Dr. Nasrallah and his colleagues launched the study in a bid to help “the most desperate group of patients” with schizophrenia – the 60% of those with refractory psychosis who do not respond to clozapine.

“This group of patients is so desperate that psychiatrists have used everything in our pharmacopeia,” said Dr. Nasrallah, the Sydney W. Souers Endowed Chair and professor and chairman of the department of psychiatry and behavioral neuroscience at Saint Louis University. “Nothing has been shown to work.

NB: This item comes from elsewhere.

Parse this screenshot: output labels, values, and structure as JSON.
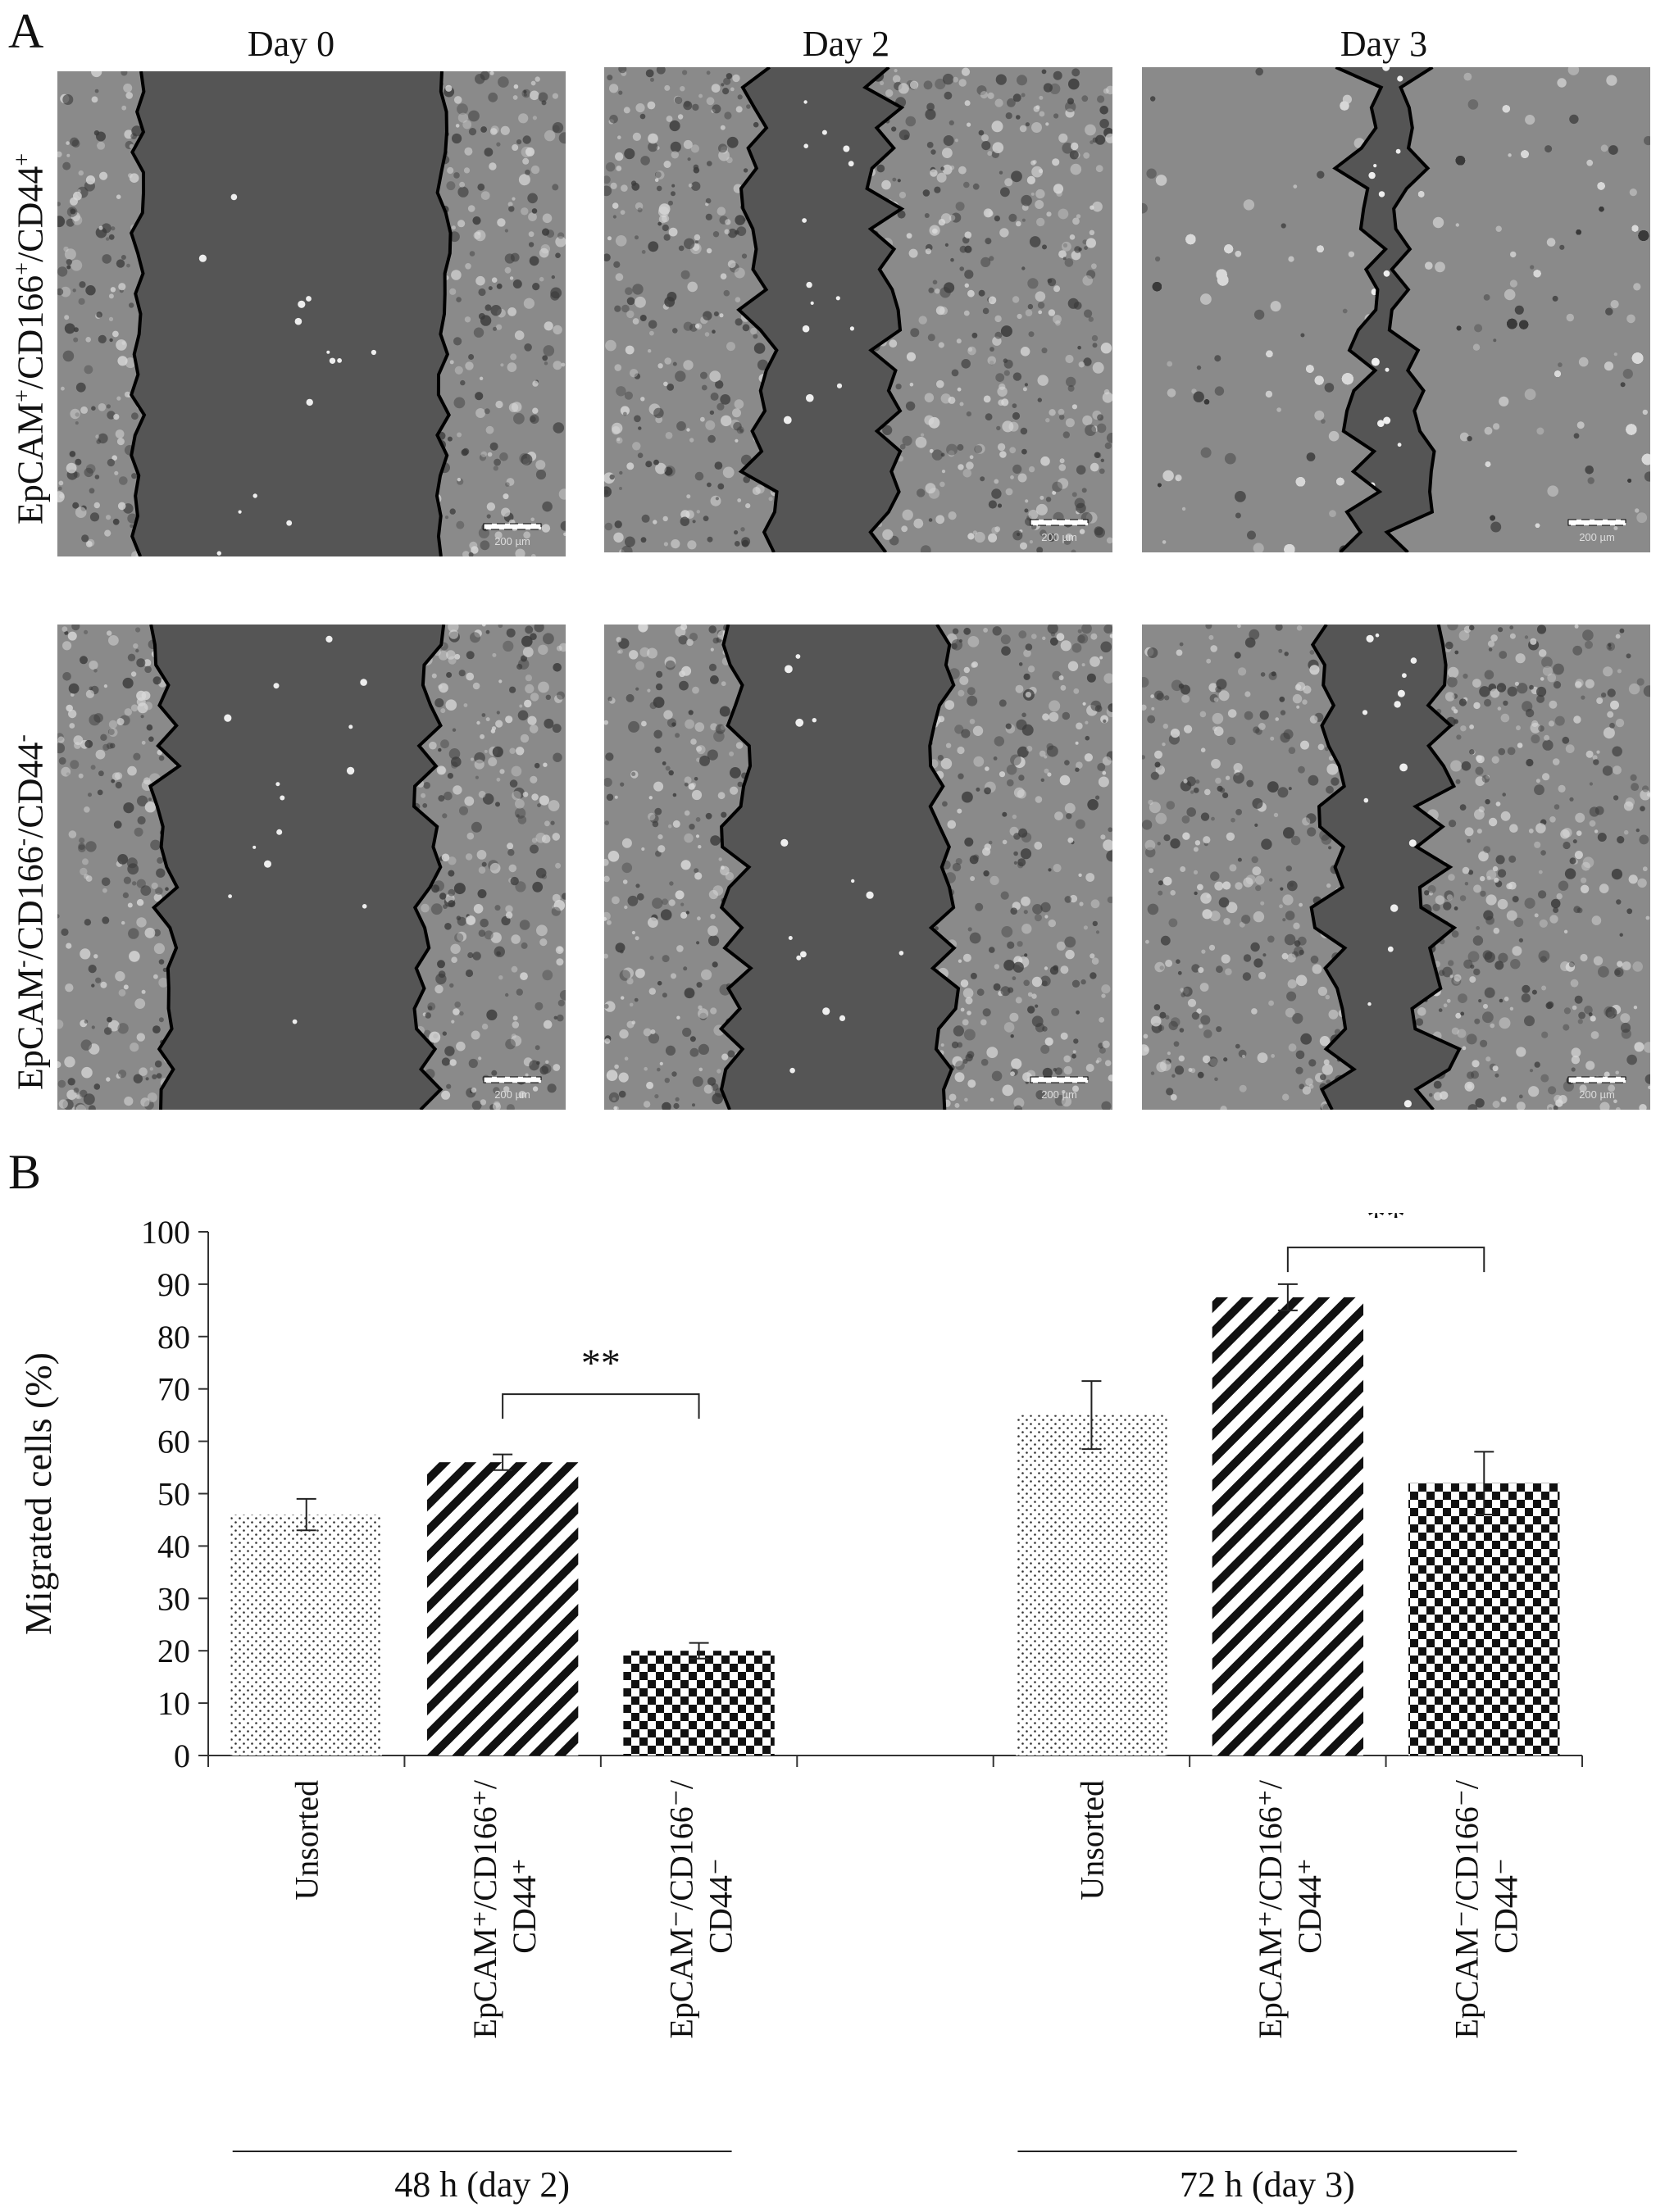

We decided to give them this medication [pimavanserin], which was approved by the FDA [Food and Drug Administration] 2 years ago for hallucinations and delusions for Parkinson’s disease.”

For the new study, Dr. Nasrallah and his coauthors gave 34 mg/day of pimavanserin to 10 patients, aged 21-77 years, with schizophrenia or schizoaffective disorder and refractory hallucinations and delusions. The subjects, all of whom live in a residential group home, had either failed clozapine (n = 6) or failed several antipsychotics but had not yet received clozapine (n = 4).

The results, Dr. Nasrallah said, were remarkable. “Not only did they get relief from their delusions and hallucinations, but nursing staff reported they were much more sociable and affable, getting out of their rooms, and mixing and mingling. It seems to help them beyond suppressing delusions and hallucinations. It made them more sociable and pleasant.”

Patients were able to avoid blood tests and the “sometimes life-threatening side effects of clozapine,” he said. According to the study, no patients needed to discontinue treatment because of safety or tolerability.

However, pimavanserin is expensive. According to GoodRx.com, monthly prices for 60 tablets of 17 mg pimavanserin – equal to the daily dose in this study – run from $2,759 to $2,907 with a free coupon.

Should psychiatrists prescribe the drug now for treatment-resistant schizophrenia? “We use drugs off label all the time for patients who do not have any FDA-approved medication,” Dr. Nasrallah said. “Sometimes, off-label use in psychiatry is a necessity, because around 80% of DSM-5 disorders do not have any approved drugs at this time.”

Moving forward, “double-blind, placebo-controlled trials of pimavanserin in refractory schizophrenia are certainly warranted, given these findings,” Dr. Nasrallah and his coauthors wrote. “It would also be interesting to test pimavanserin in first-episode psychosis to identify a ‘serotonergic subtype’ of the schizophrenia syndrome but also to completely avoid the extrapyramidal side effects of dopamine antagonists, to which first-episode psychosis patients are especially susceptible.”

No outside funding was reported. Dr. Nasrallah reported advisory board and consultant and speaker’s bureau relationships with Acadia, Alkermes, Allergan, Janssen, Lundbeck, Neurocrine Biosciences, Otsuka Pharmaceutical, Sunovion, and Teva. Another author reported no disclosures, and a third author reported numerous disclosures.